Dem Arbeitgeber kommt beim Umgang mit sexuellen Belästigungen am Arbeitsplatz ein Ermessenspielraum zu. Das AGG verlangt lediglich, dass geeignete, erforderliche und angemessene Maßnahmen ergriffen werden. Die Handlungsoptionen reichen von Prävention bis hin zu Ermahnung, Abmahnung, Umsetzung, Versetzung oder Kündigung als Repression im Einzelfall (§ 12 Abs.3 AGG). Es obliegt dem Arbeitgeber, in jedem Einzelfall sorgfältig zu prüfen, welche Maßnahme gerechtfertigt ist.
(Verdachts-)Kündigung
Der Vorwurf der sexuellen Belästigung kann bis hin zu einer (Verdachts-)Kündigung führen. Eine wirksame Verdachtskündigung erfordert starke, auf objektiven Tatsachen begründete Verdachtsmomente. Diese müssen vom Arbeitgeber dargelegt und ggf. bewiesen werden. Nach der ständigen Rechtsprechung des BAG ist zudem in jedem Fall eine Anhörung der beschuldigten Person erforderlich, um ihr die Möglichkeit zu geben, sich zu äußern und den Verdacht zu entkräften. Eine Verdachtsanhörung sollte dabei selbst dann durchgeführt werden, wenn der Sachverhalt zunächst eindeutig und klar erscheint. Auch sollten weitere Zeugenaussagen eingeholt und weitere Beweismittel – wie Nachrichtenverläufe – soweit möglich gesichtet werden. Nicht selten stellt sich die Situation bei Auswertung aller zur Verfügung stehenden Beweismittel anders dar als zunächst angenommen. Der Arbeitgeber schuldet hier hierbei allen betroffenen Arbeitnehmenden (dem Opfer wie dem Beschuldigten) eine möglichst objektive Aufklärung. Von einer reflexhaften Vorverurteilung sollte ebenso abgesehen werden wie von einer Bagatellisierung der Vorwürfe. Hier sind Sensibilität und Augenmaß gefordert. Erforderlich ist sodann eine umfassende Interessenabwägung im Einzelfall, an deren Ende die Entscheidung über die zu ergreifende Sanktion steht.

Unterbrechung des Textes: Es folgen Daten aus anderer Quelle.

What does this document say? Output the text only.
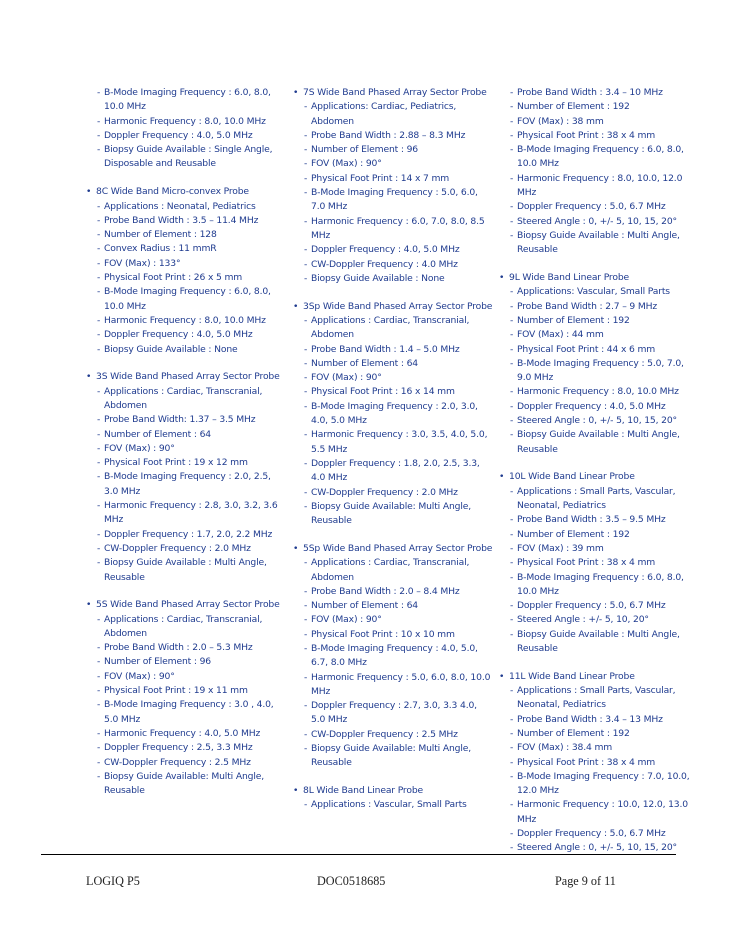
- B-Mode Imaging Frequency : 6.0, 8.0, 10.0 MHz
- Harmonic Frequency : 8.0, 10.0 MHz
- Doppler Frequency : 4.0, 5.0 MHz
- Biopsy Guide Available : Single Angle, Disposable and Reusable
• 8C Wide Band Micro-convex Probe
- Applications : Neonatal, Pediatrics
- Probe Band Width : 3.5 – 11.4 MHz
- Number of Element : 128
- Convex Radius : 11 mmR
- FOV (Max) : 133°
- Physical Foot Print : 26 x 5 mm
- B-Mode Imaging Frequency : 6.0, 8.0, 10.0 MHz
- Harmonic Frequency : 8.0, 10.0 MHz
- Doppler Frequency : 4.0, 5.0 MHz
- Biopsy Guide Available : None
• 3S Wide Band Phased Array Sector Probe
- Applications : Cardiac, Transcranial, Abdomen
- Probe Band Width: 1.37 – 3.5 MHz
- Number of Element : 64
- FOV (Max) : 90°
- Physical Foot Print : 19 x 12 mm
- B-Mode Imaging Frequency : 2.0, 2.5, 3.0 MHz
- Harmonic Frequency : 2.8, 3.0, 3.2, 3.6 MHz
- Doppler Frequency : 1.7, 2.0, 2.2 MHz
- CW-Doppler Frequency : 2.0 MHz
- Biopsy Guide Available : Multi Angle, Reusable
• 5S Wide Band Phased Array Sector Probe
- Applications : Cardiac, Transcranial, Abdomen
- Probe Band Width : 2.0 – 5.3 MHz
- Number of Element : 96
- FOV (Max) : 90°
- Physical Foot Print : 19 x 11 mm
- B-Mode Imaging Frequency : 3.0 , 4.0, 5.0 MHz
- Harmonic Frequency : 4.0, 5.0 MHz
- Doppler Frequency : 2.5, 3.3 MHz
- CW-Doppler Frequency : 2.5 MHz
- Biopsy Guide Available: Multi Angle, Reusable
• 7S Wide Band Phased Array Sector Probe
- Applications: Cardiac, Pediatrics, Abdomen
- Probe Band Width : 2.88 – 8.3 MHz
- Number of Element : 96
- FOV (Max) : 90°
- Physical Foot Print : 14 x 7 mm
- B-Mode Imaging Frequency : 5.0, 6.0, 7.0 MHz
- Harmonic Frequency : 6.0, 7.0, 8.0, 8.5 MHz
- Doppler Frequency : 4.0, 5.0 MHz
- CW-Doppler Frequency : 4.0 MHz
- Biopsy Guide Available : None
• 3Sp Wide Band Phased Array Sector Probe
- Applications : Cardiac, Transcranial, Abdomen
- Probe Band Width : 1.4 – 5.0 MHz
- Number of Element : 64
- FOV (Max) : 90°
- Physical Foot Print : 16 x 14 mm
- B-Mode Imaging Frequency : 2.0, 3.0, 4.0, 5.0 MHz
- Harmonic Frequency : 3.0, 3.5, 4.0, 5.0, 5.5 MHz
- Doppler Frequency : 1.8, 2.0, 2.5, 3.3, 4.0 MHz
- CW-Doppler Frequency : 2.0 MHz
- Biopsy Guide Available: Multi Angle, Reusable
• 5Sp Wide Band Phased Array Sector Probe
- Applications : Cardiac, Transcranial, Abdomen
- Probe Band Width : 2.0 – 8.4 MHz
- Number of Element : 64
- FOV (Max) : 90°
- Physical Foot Print : 10 x 10 mm
- B-Mode Imaging Frequency : 4.0, 5.0, 6.7, 8.0 MHz
- Harmonic Frequency : 5.0, 6.0, 8.0, 10.0 MHz
- Doppler Frequency : 2.7, 3.0, 3.3 4.0, 5.0 MHz
- CW-Doppler Frequency : 2.5 MHz
- Biopsy Guide Available: Multi Angle, Reusable
• 8L Wide Band Linear Probe
- Applications : Vascular, Small Parts
- Probe Band Width : 3.4 – 10 MHz
- Number of Element : 192
- FOV (Max) : 38 mm
- Physical Foot Print : 38 x 4 mm
- B-Mode Imaging Frequency : 6.0, 8.0, 10.0 MHz
- Harmonic Frequency : 8.0, 10.0, 12.0 MHz
- Doppler Frequency : 5.0, 6.7 MHz
- Steered Angle : 0, +/- 5, 10, 15, 20°
- Biopsy Guide Available : Multi Angle, Reusable
• 9L Wide Band Linear Probe
- Applications: Vascular, Small Parts
- Probe Band Width : 2.7 – 9 MHz
- Number of Element : 192
- FOV (Max) : 44 mm
- Physical Foot Print : 44 x 6 mm
- B-Mode Imaging Frequency : 5.0, 7.0, 9.0 MHz
- Harmonic Frequency : 8.0, 10.0 MHz
- Doppler Frequency : 4.0, 5.0 MHz
- Steered Angle : 0, +/- 5, 10, 15, 20°
- Biopsy Guide Available : Multi Angle, Reusable
• 10L Wide Band Linear Probe
- Applications : Small Parts, Vascular, Neonatal, Pediatrics
- Probe Band Width : 3.5 – 9.5 MHz
- Number of Element : 192
- FOV (Max) : 39 mm
- Physical Foot Print : 38 x 4 mm
- B-Mode Imaging Frequency : 6.0, 8.0, 10.0 MHz
- Doppler Frequency : 5.0, 6.7 MHz
- Steered Angle : +/- 5, 10, 20°
- Biopsy Guide Available : Multi Angle, Reusable
• 11L Wide Band Linear Probe
- Applications : Small Parts, Vascular, Neonatal, Pediatrics
- Probe Band Width : 3.4 – 13 MHz
- Number of Element : 192
- FOV (Max) : 38.4 mm
- Physical Foot Print : 38 x 4 mm
- B-Mode Imaging Frequency : 7.0, 10.0, 12.0 MHz
- Harmonic Frequency : 10.0, 12.0, 13.0 MHz
- Doppler Frequency : 5.0, 6.7 MHz
- Steered Angle : 0, +/- 5, 10, 15, 20°
LOGIQ P5	DOC0518685	Page 9 of 11
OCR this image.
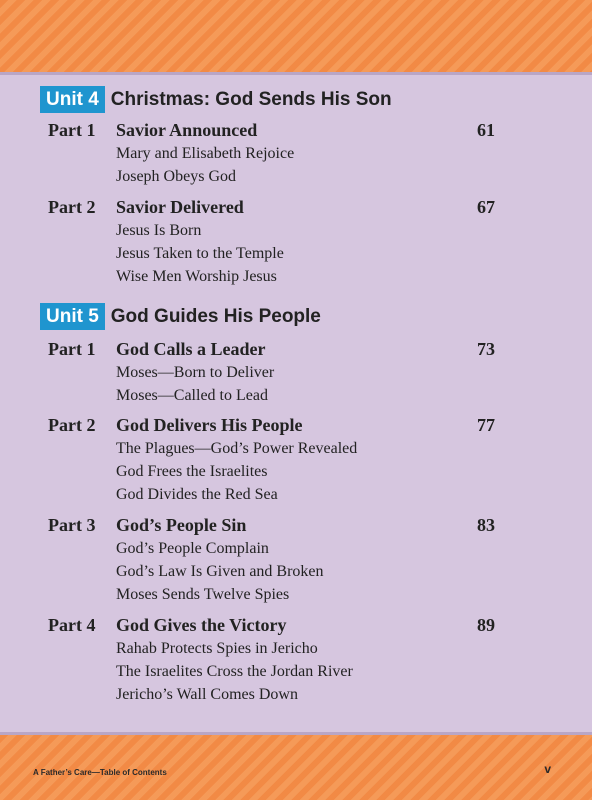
Unit 4 Christmas: God Sends His Son
Part 1 Savior Announced	61
Mary and Elisabeth Rejoice
Joseph Obeys God
Part 2 Savior Delivered	67
Jesus Is Born
Jesus Taken to the Temple
Wise Men Worship Jesus
Unit 5 God Guides His People
Part 1 God Calls a Leader	73
Moses—Born to Deliver
Moses—Called to Lead
Part 2 God Delivers His People	77
The Plagues—God’s Power Revealed
God Frees the Israelites
God Divides the Red Sea
Part 3 God’s People Sin	83
God’s People Complain
God’s Law Is Given and Broken
Moses Sends Twelve Spies
Part 4 God Gives the Victory	89
Rahab Protects Spies in Jericho
The Israelites Cross the Jordan River
Jericho’s Wall Comes Down
A Father’s Care—Table of Contents	v
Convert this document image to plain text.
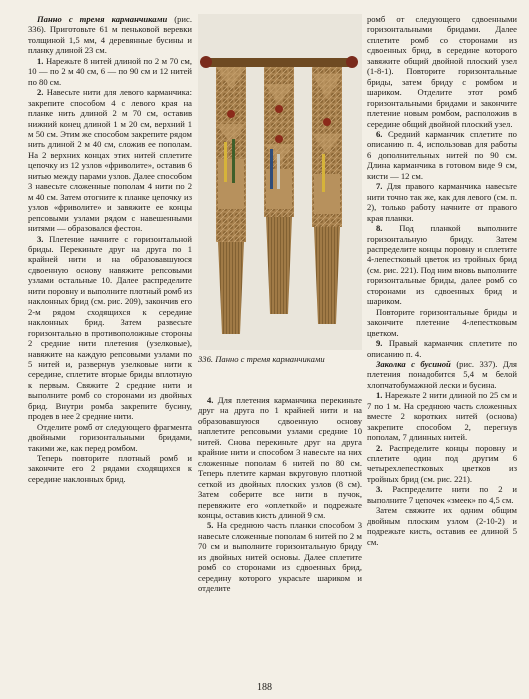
Панно с тремя карманчиками (рис. 336). Приготовьте 61 м пеньковой веревки толщиной 1,5 мм, 4 деревянные бусины и планку длиной 23 см.

1. Нарежьте 8 нитей длиной по 2 м 70 см, 10 — по 2 м 40 см, 6 — по 90 см и 12 нитей по 80 см.

2. Навесьте нити для левого карманчика: закрепите способом 4 с левого края на планке нить длиной 2 м 70 см, оставив нижний конец длиной 1 м 20 см, верхний 1 м 50 см. Этим же способом закрепите рядом нить длиной 2 м 40 см, сложив ее пополам. На 2 верхних концах этих нитей сплетите цепочку из 12 узлов «фриволите», оставив 6 нитью между парами узлов. Далее способом 3 навесьте сложенные пополам 4 нити по 2 м 40 см. Затем отогните к планке цепочку из узлов «фриволите» и завяжите ее концы репсовыми узлами рядом с навешенными нитями — образовался фестон.

3. Плетение начните с горизонтальной бриды. Перекиньте друг на друга по 1 крайней нити и на образовавшуюся сдвоенную основу навяжите репсовыми узлами остальные 10. Далее распределите нити поровну и выполните плотный ромб из наклонных брид (см. рис. 209), закончив его 2-м рядом сходящихся к середине наклонных брид. Затем развесьте горизонтально в противоположные стороны 2 средние нити плетения (узелковые), навяжите на каждую репсовыми узлами по 5 нитей и, развернув узелковые нити к середине, сплетите вторые бриды вплотную к первым. Свяжите 2 средние нити и выполните ромб со сторонами из двойных брид. Внутри ромба закрепите бусину, продев в нее 2 средние нити.

Отделите ромб от следующего фрагмента двойными горизонтальными бридами, такими же, как перед ромбом.

Теперь повторите плотный ромб и закончите его 2 рядами сходящихся к середине наклонных брид.

336. Панно с тремя карманчиками

4. Для плетения карманчика перекиньте друг на друга по 1 крайней нити и на образовавшуюся сдвоенную основу наплетите репсовыми узлами средние 10 нитей. Снова перекиньте друг на друга крайние нити и способом 3 навесьте на них сложенные пополам 6 нитей по 80 см. Теперь плетите карман вкруговую плотной сеткой из двойных плоских узлов (8 см). Затем соберите все нити в пучок, перевяжите его «оплеткой» и подрежьте концы, оставив кисть длиной 9 см.

5. На среднюю часть планки способом 3 навесьте сложенные пополам 6 нитей по 2 м 70 см и выполните горизонтальную бриду из двойных нитей основы. Далее сплетите ромб со сторонами из сдвоенных брид, середину которого украсьте шариком и отделите

ромб от следующего сдвоенными горизонтальными бридами. Далее сплетите ромб со сторонами из сдвоенных брид, в середине которого завяжите общий двойной плоский узел (1-8-1). Повторите горизонтальные бриды, затем бриду с ромбом и шариком. Отделите этот ромб горизонтальными бридами и закончите плетение новым ромбом, расположив в середине общий двойной плоский узел.

6. Средний карманчик сплетите по описанию п. 4, использовав для работы 6 дополнительных нитей по 90 см. Длина карманчика в готовом виде 9 см, кисти — 12 см.

7. Для правого карманчика навесьте нити точно так же, как для левого (см. п. 2), только работу начните от правого края планки.

8. Под планкой выполните горизонтальную бриду. Затем распределите концы поровну и сплетите 4-лепестковый цветок из тройных брид (см. рис. 221). Под ним вновь выполните горизонтальные бриды, далее ромб со сторонами из сдвоенных брид и шариком.

Повторите горизонтальные бриды и закончите плетение 4-лепестковым цветком.

9. Правый карманчик сплетите по описанию п. 4.

Заколка с бусиной (рис. 337). Для плетения понадобится 5,4 м белой хлопчатобумажной лески и бусина.

1. Нарежьте 2 нити длиной по 25 см и 7 по 1 м. На среднюю часть сложенных вместе 2 коротких нитей (основа) закрепите способом 2, перегнув пополам, 7 длинных нитей.

2. Распределите концы поровну и сплетите один под другим 6 четырехлепестковых цветков из тройных брид (см. рис. 221).

3. Распределите нити по 2 и выполните 7 цепочек «змеек» по 4,5 см.

Затем свяжите их одним общим двойным плоским узлом (2-10-2) и подрежьте кисть, оставив ее длиной 5 см.

188
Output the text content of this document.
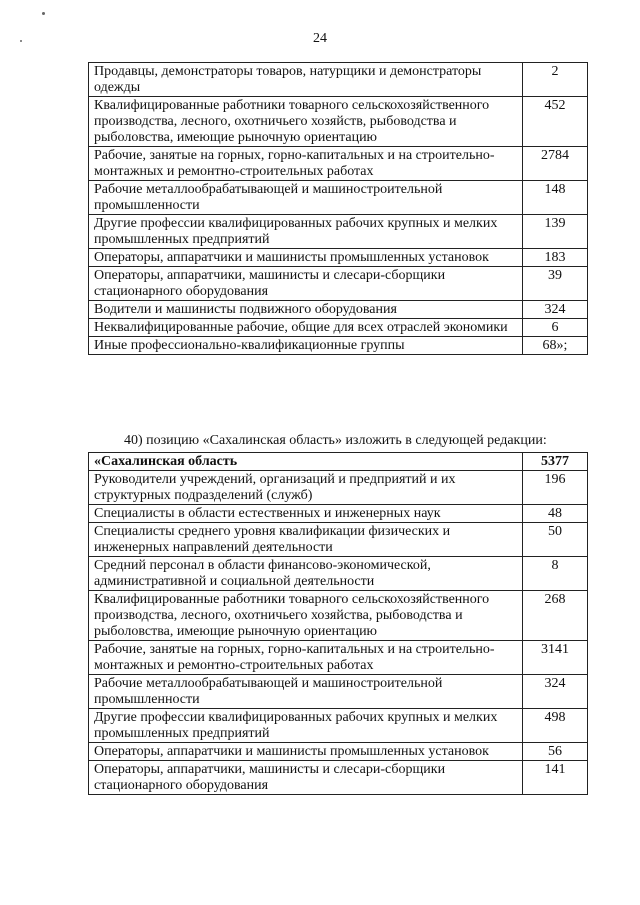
24
Продавцы, демонстраторы товаров, натурщики и демонстраторы одежды	2
Квалифицированные работники товарного сельскохозяйственного производства, лесного, охотничьего хозяйств, рыбоводства и рыболовства, имеющие рыночную ориентацию	452
Рабочие, занятые на горных, горно-капитальных и на строительно-монтажных и ремонтно-строительных работах	2784
Рабочие металлообрабатывающей и машиностроительной промышленности	148
Другие профессии квалифицированных рабочих крупных и мелких промышленных предприятий	139
Операторы, аппаратчики и машинисты промышленных установок	183
Операторы, аппаратчики, машинисты и слесари-сборщики стационарного оборудования	39
Водители и машинисты подвижного оборудования	324
Неквалифицированные рабочие, общие для всех отраслей экономики	6
Иные профессионально-квалификационные группы	68»;
40) позицию «Сахалинская область» изложить в следующей редакции:
«Сахалинская область	5377
Руководители учреждений, организаций и предприятий и их структурных подразделений (служб)	196
Специалисты в области естественных и инженерных наук	48
Специалисты среднего уровня квалификации физических и инженерных направлений деятельности	50
Средний персонал в области финансово-экономической, административной и социальной деятельности	8
Квалифицированные работники товарного сельскохозяйственного производства, лесного, охотничьего хозяйства, рыбоводства и рыболовства, имеющие рыночную ориентацию	268
Рабочие, занятые на горных, горно-капитальных и на строительно-монтажных и ремонтно-строительных работах	3141
Рабочие металлообрабатывающей и машиностроительной промышленности	324
Другие профессии квалифицированных рабочих крупных и мелких промышленных предприятий	498
Операторы, аппаратчики и машинисты промышленных установок	56
Операторы, аппаратчики, машинисты и слесари-сборщики стационарного оборудования	141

Sollte sich ein Verdacht als nachweislich falsch herausstellen, kann eine solche Ermittlung sogar Sanktionen gegenüber dem Beschwerdeführenden erforderlich machen. Denn der Arbeitgeber ist nicht nur dem Beschwerdeführenden, sondern auch dem (dann zu Unrecht) Verdächtigten zum Schutz verpflichtet.
Wie kann ich als Betroffener handeln?
Betroffene Personen von sexueller Belästigung am Arbeitsplatz haben verschiedene Handlungsmöglichkeiten. Zum einen existiert das Beschwerderecht nach § 84 BetrVG sowie nach § 13 AGG. Diese Vorschriften normieren ein Individualrecht des einzelnen Arbeitnehmenden, sich vor der zuständigen Stelle im Betrieb zu beschweren. Eine Beeinträchtigung muss nicht objektiv gegeben oder schlüssig sein. Ausreichend ist zunächst, dass sich der Arbeitnehmende beeinträchtigt fühlt. Der Beschwerdeführer trägt aber die Beweislast für die von ihm dargelegten Tatsachen. Er kann sich von einem Mitglied des Betriebsrats begleiten lassen.
Wenn der Arbeitgeber keine wirksamen Maßnahmen ergreift, um die betroffene Person zu schützen, kann als Ultima Ratio die Arbeitsleistung bei Fortzahlung des Gehalts verlangt werden. Das Leistungsverweigerungsrecht ist in § 14 AGG gesetzlich verankert. Ein solches besteht allerdings nur, wenn der Arbeitgeber untätig geblieben ist oder die von ihm ergriffenen Maßnahmen offensichtlich ungeeignet sind, um die sexuelle Belästigung zu unterbinden.